Although it is known as a popular Visayan dish, it has many varieties like the Ilonggos, who have their own approach to cooking Pork Humba.
The two dishes resembles in terms of appearance, Humba is sweet, sour, and salty all at once in taste while Adobo is sour and salty. Humba uses all the basic ingredients of Adobo with the addition of brown sugar, salted black beans (tausi), and banana blossoms.
In this recipe, we will explore the Ilonggo version of Pork Humba.
Pork Humba Ingredients
- 1 kilo pork, cut into cubes
- 5 Cloves Garlic, minced
- 1 Onion, chopped
- 1 Pork Cube
- 2 Carrots, thinly sliced
- 1 sachet Black Beans
- 1 (15 oz) Can Pineapple Juice
- 1 Bell Pepper, sliced
- 2 tbsp Vinegar
- 3 tbsp Soy Sauce
Pork Humba cooking steps
- Heat a pan, once hot, add the pork, and then add one bowl of water. Wait until it boils and let the liquid dry until the natural oil from the pork is released.

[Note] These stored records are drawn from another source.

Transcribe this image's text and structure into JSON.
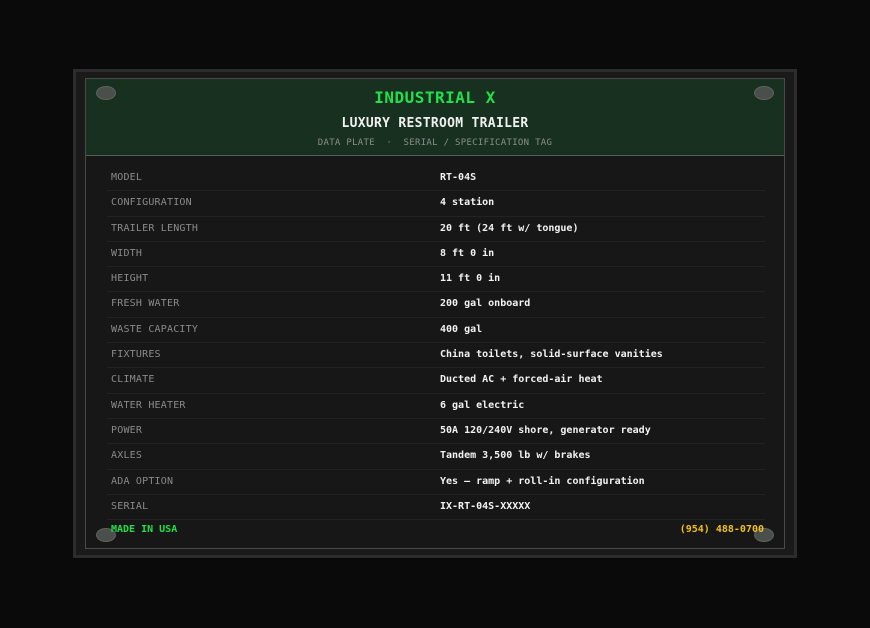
{
  "header": {
    "brand": "INDUSTRIAL X",
    "subtitle": "LUXURY RESTROOM TRAILER",
    "tagline": "DATA PLATE  ·  SERIAL / SPECIFICATION TAG"
  },
  "specs": [
    {
      "label": "MODEL",
      "value": "RT-04S"
    },
    {
      "label": "CONFIGURATION",
      "value": "4 station"
    },
    {
      "label": "TRAILER LENGTH",
      "value": "20 ft (24 ft w/ tongue)"
    },
    {
      "label": "WIDTH",
      "value": "8 ft 0 in"
    },
    {
      "label": "HEIGHT",
      "value": "11 ft 0 in"
    },
    {
      "label": "FRESH WATER",
      "value": "200 gal onboard"
    },
    {
      "label": "WASTE CAPACITY",
      "value": "400 gal"
    },
    {
      "label": "FIXTURES",
      "value": "China toilets, solid-surface vanities"
    },
    {
      "label": "CLIMATE",
      "value": "Ducted AC + forced-air heat"
    },
    {
      "label": "WATER HEATER",
      "value": "6 gal electric"
    },
    {
      "label": "POWER",
      "value": "50A 120/240V shore, generator ready"
    },
    {
      "label": "AXLES",
      "value": "Tandem 3,500 lb w/ brakes"
    },
    {
      "label": "ADA OPTION",
      "value": "Yes — ramp + roll-in configuration"
    },
    {
      "label": "SERIAL",
      "value": "IX-RT-04S-XXXXX"
    }
  ],
  "footer": {
    "origin": "MADE IN USA",
    "phone": "(954) 488-0700"
  },
  "colors": {
    "brand_green": "#22e04a",
    "phone_yellow": "#f0c020",
    "header_bg": "#173020"
  }
}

- Next, add the aromatics such as onion and garlic, peppercorn, and bay leaves. Mix them well to infuse the flavors into the pork.
- Add vinegar and soy sauce, adjust the amount to taste.
- Next, add the carrots and most importantly, the black beans.
- Add pineapple juice and mix well.
- Check if the meat is tender by piercing it with a fork or toothpick.
- Once tender and cooked, add the sliced bell pepper.
- Finally, add sugar to balance the flavor and mix for a few minutes.
- Once satisfied with the taste, your Pork Humba is ready to be served.